Éthique et conseil : le sujet qui fait peur

Affaires et morale ne font pas toujours bon ménage. Le cynisme du business heurte certaines valeurs.

Les redresseurs de torts guettent, prêts à crucifier le premier manquement à l'éthique, concept flou et fourre-tout par excellence. Le consultant en stratégie, au cœur même du système, en fait régulièrement les frais. À tel point que le sujet frôle le tabou et que les portes se ferment quand on l'évoque.

29 mai. 2015 à 22:37
Éthique et conseil : le sujet qui fait peur

Chacun voit l'éthique à sa porte

Arthur D. Little est le dernier en date à avoir fait les frais de l'angélisme de certains journalistes. À l'issue d'une longue enquête à charge contre l'industrie du tabac sur France 2, l'un de ses partners s'est vu habillé du costume du grand méchant capitaliste. Un sourire gêné, un montage habile et voilà le consultant dressé au rang de cynique sans cœur. Sa faute ? Une étude rédigée pour le compte de Philip Morris sur l'impact du tabac sur l'économie d'un pays. Les conclusions font froid dans le dos mais n'étonnent personne : un fumeur mort coûte moins cher qu'un fumeur malade.
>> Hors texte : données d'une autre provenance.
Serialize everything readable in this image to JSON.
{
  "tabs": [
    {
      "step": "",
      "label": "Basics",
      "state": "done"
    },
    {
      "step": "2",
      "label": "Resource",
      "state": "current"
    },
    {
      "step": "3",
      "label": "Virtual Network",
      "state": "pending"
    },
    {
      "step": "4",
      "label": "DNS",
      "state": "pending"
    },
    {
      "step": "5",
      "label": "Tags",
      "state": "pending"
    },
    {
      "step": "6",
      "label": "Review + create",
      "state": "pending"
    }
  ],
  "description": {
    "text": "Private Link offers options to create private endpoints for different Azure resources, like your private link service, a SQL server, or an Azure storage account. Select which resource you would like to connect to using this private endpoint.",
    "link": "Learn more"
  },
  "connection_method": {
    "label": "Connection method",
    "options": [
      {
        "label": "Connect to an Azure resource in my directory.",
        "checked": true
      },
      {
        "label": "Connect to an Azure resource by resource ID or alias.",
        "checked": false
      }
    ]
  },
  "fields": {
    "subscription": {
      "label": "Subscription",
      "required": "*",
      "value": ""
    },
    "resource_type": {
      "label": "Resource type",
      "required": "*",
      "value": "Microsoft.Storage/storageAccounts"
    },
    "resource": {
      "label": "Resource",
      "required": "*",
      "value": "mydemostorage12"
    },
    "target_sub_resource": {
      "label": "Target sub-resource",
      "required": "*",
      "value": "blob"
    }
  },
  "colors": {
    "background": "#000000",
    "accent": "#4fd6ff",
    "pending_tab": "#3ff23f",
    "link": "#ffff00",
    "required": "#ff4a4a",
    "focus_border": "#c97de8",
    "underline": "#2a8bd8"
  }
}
André*, vieux baroudeur du conseil, s'emporte quand on évoque ce reportage : « C'est totalement hypocrite. C'est une étude d'impact, pas une recommandation. On tire sur le messager, mais il n'est pas responsable ». André n'est pas pour autant un infâme requin des affaires. Il avoue même avoir refusé des missions parce qu'elles « heurtaient [ses] convictions profondes ». Mais pas question pour autant de témoigner sous son nom propre. « C'est un sujet très sensible et l'on passe vite pour un salaud sous la plume des journalistes. »

Même conclusion pour Bertrand, managing director d'un cabinet français : « Il y a une certaine idéologie dans le Landerneau journalistique », précise-t-il. Selon Bertrand, « implicitement, ce qui pose problème, ce sont les sommes d'argent qu'il y a derrière. Depuis très longtemps, ce type d'études existe dans le monde universitaire, mais elles ne provoquent pas les mêmes remous ». Un autre évoque Futuribles. La revue de prospective a consacré son numéro de janvier à la valeur de la vie humaine sans susciter l'indignation. Pour ce consultant expérimenté, « ce qui gêne, ce n'est pas tant l'information que les décisions que l'on peut prendre ».

Y a pas d'éthique hélas, c'est là qu'est le hic ?

Le même témoin précise que « l'éthique apparaît au moment de la mise en œuvre des recommandations ». Selon lui, « il ne faut pas s'interdire d'explorer tous les champs. Les dirigeants ont besoin d'avoir toutes les données en main pour prendre des décisions ». Ce partner d'un cabinet français s'imagine très bien refuser une mission mais pas a priori : « Il peut parfois y avoir un malaise, par rapport à une éthique propre, toute personnelle. » Il pense notamment au sujet de l'avortement, qui pourrait le heurter : « Dans ce cas, un autre partner pourrait prendre la mission.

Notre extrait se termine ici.